Bruno Gambarotta, La Stampa 6/1/2014, 6 gennaio 2014
GERUSALEMME 1964 A TU PER TU CON MONTINI E UN RISOTTO ALLA MILANESE
Era il primo viaggio in epoca moderna di un Papa fuori dai confini dell’Italia e la Rai affrontò l’evento come una sfida. Ne parlo perché ho fatto parte di quella spedizione; nel 1964, per parafrasare Gabriel García Márquez, ero un cameraman felice e sconosciuto.
Ero l’ultimo arrivato nella squadra e perciò, com’è giusto, ero assegnato ai compiti meno impegnativi. Issato su un’alta torre di tubi Innocenti, dovevo riprendere dall’alto l’arrivo di Paolo VI alla porta di Damasco.
Sceso dall’auto, il Papa avrebbe dovuto iniziare a piedi il percorso della Via Crucis. Ero lì da ore e il Papa non arrivava; sotto di me, un reparto di soldati giordani, provava e riprovava uno schieramento mentre i comandanti litigavano tra di loro.
L’auto che trasportava Sua Santità era così pressata dalla folla che Paolo VI non riusciva a uscire. C’era gente sdraiata sul cofano. Dopo molti sforzi gli addetti alla sicurezza sono riusciti ad aprire lo sportello e a fare uscire il Papa che si è incamminato mentre dietro di lui il piccolo cardinale armeno Aganian è stato buttato a terra.
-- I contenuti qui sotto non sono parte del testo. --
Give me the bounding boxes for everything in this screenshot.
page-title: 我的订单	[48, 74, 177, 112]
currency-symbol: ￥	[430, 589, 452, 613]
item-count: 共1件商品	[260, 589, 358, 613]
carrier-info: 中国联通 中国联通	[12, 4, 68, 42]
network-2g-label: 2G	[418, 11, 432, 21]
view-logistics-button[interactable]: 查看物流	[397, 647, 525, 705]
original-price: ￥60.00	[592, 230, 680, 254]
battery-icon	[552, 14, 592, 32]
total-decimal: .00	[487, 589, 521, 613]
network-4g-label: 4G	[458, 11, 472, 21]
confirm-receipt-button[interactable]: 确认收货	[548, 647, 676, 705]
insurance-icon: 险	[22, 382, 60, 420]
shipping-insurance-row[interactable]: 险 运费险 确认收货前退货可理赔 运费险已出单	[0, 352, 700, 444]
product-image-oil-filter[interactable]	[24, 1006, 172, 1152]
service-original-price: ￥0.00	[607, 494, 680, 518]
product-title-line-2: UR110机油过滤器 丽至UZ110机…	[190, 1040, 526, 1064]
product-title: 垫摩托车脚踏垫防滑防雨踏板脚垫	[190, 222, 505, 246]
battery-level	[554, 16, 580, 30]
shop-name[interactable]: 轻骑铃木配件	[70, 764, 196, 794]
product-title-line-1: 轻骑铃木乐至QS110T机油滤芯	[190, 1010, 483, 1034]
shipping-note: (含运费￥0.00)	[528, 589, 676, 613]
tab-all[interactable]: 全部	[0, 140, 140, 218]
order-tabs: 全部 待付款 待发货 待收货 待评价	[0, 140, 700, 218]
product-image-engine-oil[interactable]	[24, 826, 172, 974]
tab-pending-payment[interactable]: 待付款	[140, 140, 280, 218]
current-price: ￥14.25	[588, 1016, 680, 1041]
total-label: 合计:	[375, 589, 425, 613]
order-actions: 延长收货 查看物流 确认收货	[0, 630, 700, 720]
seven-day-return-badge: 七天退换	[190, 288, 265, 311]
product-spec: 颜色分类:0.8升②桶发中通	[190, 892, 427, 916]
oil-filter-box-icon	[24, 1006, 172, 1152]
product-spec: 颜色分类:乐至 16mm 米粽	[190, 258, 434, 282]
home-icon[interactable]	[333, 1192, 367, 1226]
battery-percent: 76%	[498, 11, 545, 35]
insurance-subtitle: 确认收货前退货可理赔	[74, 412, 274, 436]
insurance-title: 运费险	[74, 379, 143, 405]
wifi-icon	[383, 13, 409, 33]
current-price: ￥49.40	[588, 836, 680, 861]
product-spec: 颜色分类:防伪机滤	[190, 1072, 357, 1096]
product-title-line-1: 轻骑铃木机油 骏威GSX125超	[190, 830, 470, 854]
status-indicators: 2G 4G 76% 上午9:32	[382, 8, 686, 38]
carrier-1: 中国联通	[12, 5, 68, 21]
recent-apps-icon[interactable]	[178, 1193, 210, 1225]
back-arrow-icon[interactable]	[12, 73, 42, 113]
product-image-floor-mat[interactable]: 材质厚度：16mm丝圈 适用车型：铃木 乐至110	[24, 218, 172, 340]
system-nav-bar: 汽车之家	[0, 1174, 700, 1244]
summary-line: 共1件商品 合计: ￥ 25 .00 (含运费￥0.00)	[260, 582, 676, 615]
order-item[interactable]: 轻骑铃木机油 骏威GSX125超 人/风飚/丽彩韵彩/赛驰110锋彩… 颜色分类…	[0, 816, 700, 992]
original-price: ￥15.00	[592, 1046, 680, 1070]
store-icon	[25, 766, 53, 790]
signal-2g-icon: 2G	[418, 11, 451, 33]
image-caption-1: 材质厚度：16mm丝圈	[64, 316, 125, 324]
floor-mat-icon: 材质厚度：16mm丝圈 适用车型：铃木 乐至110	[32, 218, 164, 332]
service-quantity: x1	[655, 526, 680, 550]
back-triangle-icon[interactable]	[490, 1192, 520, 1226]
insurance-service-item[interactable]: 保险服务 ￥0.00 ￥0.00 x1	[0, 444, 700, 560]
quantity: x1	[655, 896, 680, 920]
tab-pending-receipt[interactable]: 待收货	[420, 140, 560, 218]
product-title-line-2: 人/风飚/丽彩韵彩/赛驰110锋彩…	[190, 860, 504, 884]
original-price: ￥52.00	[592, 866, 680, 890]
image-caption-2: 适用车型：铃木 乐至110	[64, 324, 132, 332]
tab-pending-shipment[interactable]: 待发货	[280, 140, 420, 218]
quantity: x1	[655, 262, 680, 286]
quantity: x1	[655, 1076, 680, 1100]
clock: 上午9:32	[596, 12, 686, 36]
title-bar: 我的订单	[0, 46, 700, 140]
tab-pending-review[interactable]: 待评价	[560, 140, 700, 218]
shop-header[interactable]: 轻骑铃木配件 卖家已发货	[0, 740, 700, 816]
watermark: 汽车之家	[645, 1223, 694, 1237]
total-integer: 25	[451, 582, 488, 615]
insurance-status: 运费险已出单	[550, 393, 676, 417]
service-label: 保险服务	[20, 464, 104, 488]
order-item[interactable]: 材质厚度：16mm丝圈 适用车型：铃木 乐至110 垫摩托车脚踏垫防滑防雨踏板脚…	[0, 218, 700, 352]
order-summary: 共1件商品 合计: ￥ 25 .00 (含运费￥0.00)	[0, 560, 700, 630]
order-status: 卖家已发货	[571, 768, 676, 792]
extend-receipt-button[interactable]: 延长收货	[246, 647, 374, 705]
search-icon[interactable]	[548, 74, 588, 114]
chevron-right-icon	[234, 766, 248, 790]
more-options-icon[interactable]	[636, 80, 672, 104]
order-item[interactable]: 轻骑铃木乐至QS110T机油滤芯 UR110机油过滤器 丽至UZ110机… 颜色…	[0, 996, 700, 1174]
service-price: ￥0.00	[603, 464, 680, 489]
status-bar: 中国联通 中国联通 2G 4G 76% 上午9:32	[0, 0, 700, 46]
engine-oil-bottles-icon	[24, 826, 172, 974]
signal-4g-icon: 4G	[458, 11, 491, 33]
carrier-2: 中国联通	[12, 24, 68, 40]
Il 5 gennaio, penultimo giorno del pellegrinaggio, era in programma lo storico incontro fra il Papa e Atenagora I, patriarca di Costantinopoli, previsto alle 17 presso la Legazione Apostolica situata accanto all’orto del Getsemani. L’accumulo di ritardi nel corso della giornata fece slittare l’evento di tre ore, creando nervosismo nei miei capi. Dovevamo smontare l’impianto e spostarci di 30 chilometri per andare a Betlemme dove all’alba del 6 gennaio il Papa avrebbe officiato la Santa Messa nel santuario della Natività prima di rientrare a Roma. Ero stato collocato su un piccolo trabattello sulla porta esterna della Legazione per riprendere l’arrivo dei due protagonisti. All’interno, in una sala affollata all’inverosimile di inviati e di fotografi, si svolse l’incontro pubblico. Poi, fuori tutti; il colloquio proseguiva senza testimoni. Sennonché, nella generale concitazione, il microfono che era servito a diffondere i reciproci saluti, era rimasto aperto. Così io, avendo ancora le cuffie in testa, ho sentito la prime frasi che si sono scambiati in un francese scolastico i due santi uomini.
Solo poche battute, prima che l’ingegnere che dirigeva i lavori, non solo mi ordinasse di togliere le cuffie ma si facesse dare la mia parola d’onore che mai avrei rivelato quello che avevo ascoltato. Impegno che ho sempre onorato. Il destino aveva in serbo per me ancora un incontro ravvicinato con il Santo Padre. Terminata la registrazione, nel frenetico smontaggio dei mezzi, era stato dimenticato nella sala dell’incontro un piccolo baule contenente l’obiettivo zoom di una telecamera. Toccava a me l’incarico di recuperarlo.
Entro, sto per scostare una tenda quando intravedo che in quella sala le suore avevano allestito un tavolo da pranzo e stavano servendo a Sua Santità un risotto alla milanese. Decido di attendere che abbia terminato in santa pace di mangiare, sennonché sento arrivare dall’esterno la voce concitata del capo squadra che domanda: «Dove si è cacciato Gambarotta? Se fra dieci minuti non si fa vivo noi andiamo». Vogliamo scherzare? Mi faccio coraggio, scosto la tenda ed entro; il Papa è lì, a tre metri, alza il viso e smette di mangiare. Io dico, indicando la scatola posata a terra: «Santità, lo zoom». Lui non replica, in quel soggiorno in Giordania doveva averne viste di tutti i colori, un’infrazione al protocollo in più o in meno non faceva differenza. Mi chino, afferro l’oggetto, tento una specie di genuflessione ed esco camminando all’indietro per non voltargli le spalle. Mi domando come mi sarei comportato se Sua Santità mi avesse rivolto la parola dicendo: «Vuol favorire?». A distanza di cinquant’anni non so ancora darmi una risposta.